Union officers took the initiative to actually free slaves. General John C. Fremont in August 1861 declared that the slaves owned by Confederates in his conquered territory in Missouri were free. The order was negated by Lincoln, and Fremont was fired. He was replaced by General David Hunter. In May 1862, Hunter, who by now was in charge of a larger southern geographical area, abolished slavery in the area under his command. Lincoln negated that order as well. However, in June 1862 Congress started the process by abolishing slavery in Washington, D.C. September 22, 1862, five days after the Battle of Antietam (Sharpsburg), as Union forces drove the Confederates out of Maryland, President Lincoln, using an executive order, issued the preliminary Emancipation Proclamation. It stipulated that if the Southern states did not cease their rebellion by January 1, 1863, then the slaves in those states would be free, as the Proclamation would go into effect. When the Confederacy did not yield, President Lincoln issued the final Emancipation Proclamation on January 1, 1863. The Proclamation freed only the slaves in the states in rebellion against the Federal government. It did not free the slaves held in Union states. At the end of the war on December 6, 1865 the US Congress passed the 13th Amendment to the Constitution which abolished slavery through the United States.

As Seen in the Series

Mercy Street is set in the spring of 1862 and depicts African Americans at a critical time when laws and ideas are changing regarding slavery, slave ownership and freemen. Like many African Americans, the Philadelphia freeman Samuel Diggs went south to help in the war effort; enlisting in the army was still not an option. He found employment at the Mansion House Hospital. Also working there is Aurelia Johnson, a contraband who had escaped slavery from North Carolina.

Belinda and others held by Alexandria, Va. owners are at the cusp of freedom, as they live behind Union lines; if they ask, they can be freed and considered contraband. However, the Fugitive Slave Act of 1850 is still enforceable. It requires that officials and even citizens of free states aid in the capture and return of escaped slaves. Only ardent states rights pro-slavery activists enforced this law. This complicates the situation of slaves who have successfully escaped to Virginia. This is a time of deep feelings regarding slavery and freedom. 

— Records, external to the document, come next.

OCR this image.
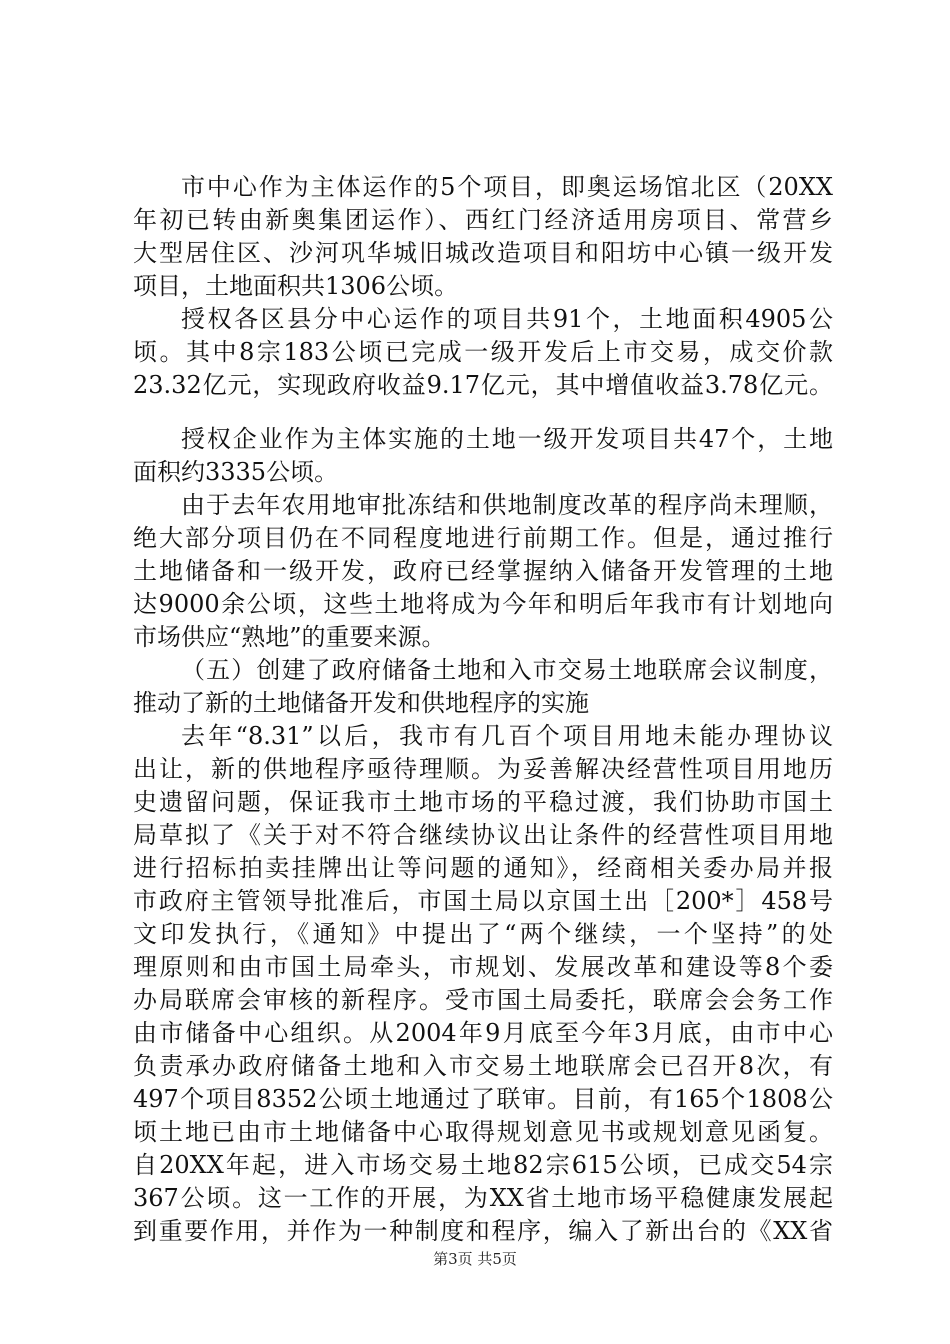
市中心作为主体运作的5个项目，即奥运场馆北区（20XX
年初已转由新奥集团运作）、西红门经济适用房项目、常营乡
大型居住区、沙河巩华城旧城改造项目和阳坊中心镇一级开发
项目，土地面积共1306公顷。
授权各区县分中心运作的项目共91个，土地面积4905公
顷。其中8宗183公顷已完成一级开发后上市交易，成交价款
23.32亿元，实现政府收益9.17亿元，其中增值收益3.78亿元。
授权企业作为主体实施的土地一级开发项目共47个，土地
面积约3335公顷。
由于去年农用地审批冻结和供地制度改革的程序尚未理顺，
绝大部分项目仍在不同程度地进行前期工作。但是，通过推行
土地储备和一级开发，政府已经掌握纳入储备开发管理的土地
达9000余公顷，这些土地将成为今年和明后年我市有计划地向
市场供应“熟地”的重要来源。
（五）创建了政府储备土地和入市交易土地联席会议制度，
推动了新的土地储备开发和供地程序的实施
去年“8.31”以后，我市有几百个项目用地未能办理协议
出让，新的供地程序亟待理顺。为妥善解决经营性项目用地历
史遗留问题，保证我市土地市场的平稳过渡，我们协助市国土
局草拟了《关于对不符合继续协议出让条件的经营性项目用地
进行招标拍卖挂牌出让等问题的通知》，经商相关委办局并报
市政府主管领导批准后，市国土局以京国土出［200*］458号
文印发执行，《通知》中提出了“两个继续，一个坚持”的处
理原则和由市国土局牵头，市规划、发展改革和建设等8个委
办局联席会审核的新程序。受市国土局委托，联席会会务工作
由市储备中心组织。从2004年9月底至今年3月底，由市中心
负责承办政府储备土地和入市交易土地联席会已召开8次，有
497个项目8352公顷土地通过了联审。目前，有165个1808公
顷土地已由市土地储备中心取得规划意见书或规划意见函复。
自20XX年起，进入市场交易土地82宗615公顷，已成交54宗
367公顷。这一工作的开展，为XX省土地市场平稳健康发展起
到重要作用，并作为一种制度和程序，编入了新出台的《XX省
第3页 共5页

Was the Civil War meant to end slavery?

In late 1862, believing it had become essential to win the war, Lincoln signed an Emancipation Proclamation freeing all the slaves in the Confederate states. The war then became not just a war to save the Union but a war to end slavery.

What happened to slaves when the Civil War ended?

The Emancipation Proclamation in 1863 freed African Americans in rebel states, and after the Civil War, the Thirteenth Amendment emancipated all U.S. slaves wherever they were.

Why did the Civil War not end slavery?

The Civil War was not fought to end slavery; it was fought to defend slavery. The confusion stems from the failure to realize that the two sides in a war need not be fighting over the same issue. The objective of the North was not to end slavery but to preserve the Union.

Did the Civil War have anything to do with slavery?

Today, most professional historians agree with Stephens that slavery and the status of African Americans were at the heart o the crisis that plunged the U.S. into a civil war from 1861 to 1865.